The group said it was the highest number of first-time buyers during the first half of the year since 2007, before the financial crisis struck.

It attributed the surge in people getting on to the property ladder to a new willingness among lenders to advance mortgages to people with smaller deposits.

It said the average deposit put down by a first-time buyer was £24,530 in June, 18 per cent less than a year earlier and the fifth consecutive month in which it has been less than £25,000.

At the same time, typical property prices paid by first time buyers have remained broadly stable, rising by just 2.9 per cent to £119,743.

David NewnesDavid Newnes, director of estate agents Your Move and Reeds Rains, part of LSL Property Services, said: “The bottom of the market continues to recover, even as activity further up the price bands is beginning to show signs of slowing down.

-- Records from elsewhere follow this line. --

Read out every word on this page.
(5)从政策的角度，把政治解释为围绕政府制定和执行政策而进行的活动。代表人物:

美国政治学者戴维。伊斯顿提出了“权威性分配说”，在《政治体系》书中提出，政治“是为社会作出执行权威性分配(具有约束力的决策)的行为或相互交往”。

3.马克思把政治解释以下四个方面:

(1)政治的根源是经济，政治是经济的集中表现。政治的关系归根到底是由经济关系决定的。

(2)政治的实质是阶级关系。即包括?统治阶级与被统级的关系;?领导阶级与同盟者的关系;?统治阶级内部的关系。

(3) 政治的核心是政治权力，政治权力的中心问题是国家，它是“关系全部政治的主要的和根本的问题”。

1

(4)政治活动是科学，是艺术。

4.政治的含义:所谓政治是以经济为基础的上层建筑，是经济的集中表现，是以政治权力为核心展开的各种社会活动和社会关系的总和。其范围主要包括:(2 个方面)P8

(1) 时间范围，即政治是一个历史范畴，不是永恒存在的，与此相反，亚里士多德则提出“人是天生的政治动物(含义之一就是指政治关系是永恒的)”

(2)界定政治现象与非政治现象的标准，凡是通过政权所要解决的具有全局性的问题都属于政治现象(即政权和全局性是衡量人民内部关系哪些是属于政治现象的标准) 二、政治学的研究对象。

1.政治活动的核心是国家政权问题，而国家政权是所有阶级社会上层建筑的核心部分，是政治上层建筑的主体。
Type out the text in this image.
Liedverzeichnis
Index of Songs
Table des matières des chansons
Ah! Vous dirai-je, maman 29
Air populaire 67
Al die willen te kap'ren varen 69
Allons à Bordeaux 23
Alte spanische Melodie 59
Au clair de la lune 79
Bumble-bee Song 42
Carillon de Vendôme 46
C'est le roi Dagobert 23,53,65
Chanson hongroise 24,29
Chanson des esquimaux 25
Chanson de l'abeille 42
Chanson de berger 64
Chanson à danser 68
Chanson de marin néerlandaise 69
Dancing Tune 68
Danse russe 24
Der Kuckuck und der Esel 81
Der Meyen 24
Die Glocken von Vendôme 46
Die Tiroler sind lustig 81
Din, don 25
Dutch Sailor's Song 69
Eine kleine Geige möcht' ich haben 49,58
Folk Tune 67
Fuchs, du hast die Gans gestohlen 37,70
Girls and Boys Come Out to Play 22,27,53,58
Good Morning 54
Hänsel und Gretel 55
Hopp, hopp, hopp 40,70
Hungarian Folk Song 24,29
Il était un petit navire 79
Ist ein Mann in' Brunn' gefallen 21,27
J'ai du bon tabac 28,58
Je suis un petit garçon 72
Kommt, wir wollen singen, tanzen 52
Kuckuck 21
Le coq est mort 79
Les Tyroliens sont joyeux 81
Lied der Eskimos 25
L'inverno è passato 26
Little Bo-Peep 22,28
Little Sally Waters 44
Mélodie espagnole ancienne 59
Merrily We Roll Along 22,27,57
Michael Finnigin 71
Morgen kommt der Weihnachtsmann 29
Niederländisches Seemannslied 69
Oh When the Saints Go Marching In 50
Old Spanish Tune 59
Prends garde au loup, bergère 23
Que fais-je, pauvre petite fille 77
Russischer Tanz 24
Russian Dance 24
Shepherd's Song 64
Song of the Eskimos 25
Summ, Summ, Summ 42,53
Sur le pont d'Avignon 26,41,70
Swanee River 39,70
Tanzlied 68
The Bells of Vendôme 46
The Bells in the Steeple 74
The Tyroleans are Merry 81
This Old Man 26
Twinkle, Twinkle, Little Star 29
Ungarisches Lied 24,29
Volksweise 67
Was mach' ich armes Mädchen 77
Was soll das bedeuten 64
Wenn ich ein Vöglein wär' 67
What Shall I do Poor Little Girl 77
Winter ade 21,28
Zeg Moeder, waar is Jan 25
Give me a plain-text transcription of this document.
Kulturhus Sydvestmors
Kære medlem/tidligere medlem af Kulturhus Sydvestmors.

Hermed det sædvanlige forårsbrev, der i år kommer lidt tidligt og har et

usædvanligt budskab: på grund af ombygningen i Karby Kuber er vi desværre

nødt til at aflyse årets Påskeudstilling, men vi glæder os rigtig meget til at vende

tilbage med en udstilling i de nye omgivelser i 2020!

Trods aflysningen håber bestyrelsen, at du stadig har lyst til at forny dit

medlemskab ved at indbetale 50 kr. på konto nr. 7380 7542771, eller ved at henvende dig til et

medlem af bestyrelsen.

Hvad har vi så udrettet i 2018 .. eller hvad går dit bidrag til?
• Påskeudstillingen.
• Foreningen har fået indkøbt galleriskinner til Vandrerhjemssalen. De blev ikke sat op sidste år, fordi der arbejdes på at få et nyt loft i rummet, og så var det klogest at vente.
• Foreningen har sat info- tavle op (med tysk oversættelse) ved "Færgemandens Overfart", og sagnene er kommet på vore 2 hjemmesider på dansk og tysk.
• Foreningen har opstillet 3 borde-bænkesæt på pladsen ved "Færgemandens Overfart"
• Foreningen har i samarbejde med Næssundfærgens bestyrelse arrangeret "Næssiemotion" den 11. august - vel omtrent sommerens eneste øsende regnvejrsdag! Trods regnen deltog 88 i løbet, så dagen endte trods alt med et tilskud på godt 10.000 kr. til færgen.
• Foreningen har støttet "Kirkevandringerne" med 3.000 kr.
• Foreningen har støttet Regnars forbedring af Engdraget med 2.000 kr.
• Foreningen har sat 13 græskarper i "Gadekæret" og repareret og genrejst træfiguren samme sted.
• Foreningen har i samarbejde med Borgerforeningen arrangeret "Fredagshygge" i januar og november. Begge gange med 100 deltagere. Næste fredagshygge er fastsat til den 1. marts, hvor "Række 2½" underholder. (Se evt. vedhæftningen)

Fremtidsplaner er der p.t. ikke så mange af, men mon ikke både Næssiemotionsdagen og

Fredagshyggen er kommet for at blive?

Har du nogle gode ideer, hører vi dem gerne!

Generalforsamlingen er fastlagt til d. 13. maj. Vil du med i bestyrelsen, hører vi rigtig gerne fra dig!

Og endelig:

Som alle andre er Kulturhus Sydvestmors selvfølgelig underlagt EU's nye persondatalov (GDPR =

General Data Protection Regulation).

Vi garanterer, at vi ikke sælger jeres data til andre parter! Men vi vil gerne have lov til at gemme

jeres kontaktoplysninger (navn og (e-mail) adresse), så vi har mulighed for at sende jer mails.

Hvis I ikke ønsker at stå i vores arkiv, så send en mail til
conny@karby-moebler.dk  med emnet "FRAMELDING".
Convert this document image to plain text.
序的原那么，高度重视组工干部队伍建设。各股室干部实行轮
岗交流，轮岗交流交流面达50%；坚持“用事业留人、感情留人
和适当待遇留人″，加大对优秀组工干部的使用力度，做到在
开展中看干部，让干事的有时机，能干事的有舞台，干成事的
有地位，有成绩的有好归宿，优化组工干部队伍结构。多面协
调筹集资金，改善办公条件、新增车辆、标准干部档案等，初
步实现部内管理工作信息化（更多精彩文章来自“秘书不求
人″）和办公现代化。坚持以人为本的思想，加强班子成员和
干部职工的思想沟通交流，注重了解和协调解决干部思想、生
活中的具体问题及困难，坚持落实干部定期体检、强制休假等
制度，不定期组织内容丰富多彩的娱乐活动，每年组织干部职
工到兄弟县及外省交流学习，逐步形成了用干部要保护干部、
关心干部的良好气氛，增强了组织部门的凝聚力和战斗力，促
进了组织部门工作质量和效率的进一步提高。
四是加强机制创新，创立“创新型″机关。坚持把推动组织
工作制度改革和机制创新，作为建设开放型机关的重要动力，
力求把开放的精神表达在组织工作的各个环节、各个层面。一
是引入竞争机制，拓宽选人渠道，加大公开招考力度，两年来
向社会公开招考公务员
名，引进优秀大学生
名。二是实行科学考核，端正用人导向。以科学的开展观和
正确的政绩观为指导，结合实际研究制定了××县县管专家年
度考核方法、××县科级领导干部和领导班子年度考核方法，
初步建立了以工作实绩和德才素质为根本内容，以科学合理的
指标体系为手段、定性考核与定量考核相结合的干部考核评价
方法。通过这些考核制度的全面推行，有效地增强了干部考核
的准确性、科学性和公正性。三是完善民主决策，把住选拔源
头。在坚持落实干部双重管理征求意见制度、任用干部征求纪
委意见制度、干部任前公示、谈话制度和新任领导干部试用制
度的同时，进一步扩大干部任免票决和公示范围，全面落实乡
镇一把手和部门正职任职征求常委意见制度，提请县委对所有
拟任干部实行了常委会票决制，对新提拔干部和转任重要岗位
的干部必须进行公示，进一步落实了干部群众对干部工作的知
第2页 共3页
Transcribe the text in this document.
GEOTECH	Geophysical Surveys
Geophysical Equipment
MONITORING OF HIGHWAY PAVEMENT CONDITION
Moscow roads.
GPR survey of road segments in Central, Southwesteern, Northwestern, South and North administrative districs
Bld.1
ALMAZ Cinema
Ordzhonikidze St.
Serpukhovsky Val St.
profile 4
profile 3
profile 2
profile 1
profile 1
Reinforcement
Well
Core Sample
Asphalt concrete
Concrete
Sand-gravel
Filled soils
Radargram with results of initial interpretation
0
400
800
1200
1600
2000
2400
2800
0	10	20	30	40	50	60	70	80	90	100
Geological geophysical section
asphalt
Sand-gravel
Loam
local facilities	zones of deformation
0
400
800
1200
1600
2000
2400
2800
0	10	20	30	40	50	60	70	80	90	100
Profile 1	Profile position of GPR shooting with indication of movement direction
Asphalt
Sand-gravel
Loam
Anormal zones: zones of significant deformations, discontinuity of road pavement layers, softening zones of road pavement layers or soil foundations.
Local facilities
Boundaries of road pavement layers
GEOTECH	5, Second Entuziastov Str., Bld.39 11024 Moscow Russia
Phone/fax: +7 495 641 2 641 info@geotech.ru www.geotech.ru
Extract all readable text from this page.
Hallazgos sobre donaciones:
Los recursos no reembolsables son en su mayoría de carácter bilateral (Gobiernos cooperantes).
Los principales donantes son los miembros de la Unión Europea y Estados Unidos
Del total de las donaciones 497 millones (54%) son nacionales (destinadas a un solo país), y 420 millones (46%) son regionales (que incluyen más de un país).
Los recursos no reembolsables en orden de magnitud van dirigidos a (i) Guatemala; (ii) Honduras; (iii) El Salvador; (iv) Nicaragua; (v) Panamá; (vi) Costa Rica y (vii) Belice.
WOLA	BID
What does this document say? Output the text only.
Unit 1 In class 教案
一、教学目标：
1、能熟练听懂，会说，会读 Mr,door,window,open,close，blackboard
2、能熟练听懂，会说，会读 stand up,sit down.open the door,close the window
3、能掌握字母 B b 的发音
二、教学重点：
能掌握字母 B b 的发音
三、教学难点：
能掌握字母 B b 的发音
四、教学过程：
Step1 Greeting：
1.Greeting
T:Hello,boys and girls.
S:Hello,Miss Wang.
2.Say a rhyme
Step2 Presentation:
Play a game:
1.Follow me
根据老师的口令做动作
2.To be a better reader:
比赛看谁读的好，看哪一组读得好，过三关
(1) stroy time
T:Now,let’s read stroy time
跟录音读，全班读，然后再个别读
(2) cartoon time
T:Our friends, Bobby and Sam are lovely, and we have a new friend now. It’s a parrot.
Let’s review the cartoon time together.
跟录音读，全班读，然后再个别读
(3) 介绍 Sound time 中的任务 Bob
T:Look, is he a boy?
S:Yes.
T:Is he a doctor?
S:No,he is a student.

“Lenders have been more willing to lend to higher loan-to-value borrowers. Help to Buy has boosted confidence and with it demand among first-timers who have been carefully saving up for their deposit.”

But he warned that new loan-to-income caps announced by the Bank of England could have a “stifling effect” on first time buyers, adding that there would need to be careful interpretation of them to ensure they did not cut good buyers out of the market.

Around 26,500 people got on to the property ladder during June itself, 10.4 per cent more than a year earlier and the second consecutive month in which first time buyer numbers topped the 26,000 threshold.

But despite the growing number of first time buyers entering the market, the dream of home ownership still remains far off for many people.

In June, 93 per cent of tenants registered with Your Move and Reeds Rains wanted to become homeowners, but only 17 per cent expected to be able to buy a property within the next 12 months, and 14 per cent did not think they would ever be able to afford to buy one.

Financial help from the Bank of Mum and Dad remains a key factor in helping people to get on to the property ladder, with 39 per cent of first-time buyers in June receiving family help to build up their deposit.

A further 7 per cent put money they had inherited towards a deposit, while 4 per cent used a Government scheme, such as Help to Buy.

Only 45 per cent of first time buyers completely self-financed their property purchase during the month.

Meanwhile the Resolution Foundation warned that the number of people facing mortgage repayment problems could double by 2018 as interest rates rise.

It estimates that the number of households who had to spend more than a third of their post-tax income on mortgage repayments would rise to 2.3 million by 2018 from 1.1 million –  the equivalent of one in four households with a mortgage.

The number of households spending more than half of their post-tax income on all forms of debt repayment, defined as being in debt peril, also looks set to double to 1.1 million.

The group called on policymakers to learn the lessons from the past and tighten lending criteria and reduce the UK economy’s dependence on debt.

It added that an “orderly and managed dismantling of the debt overhang” was needed, so that people who were lent money during looser credit conditions did not suffer affordability problems.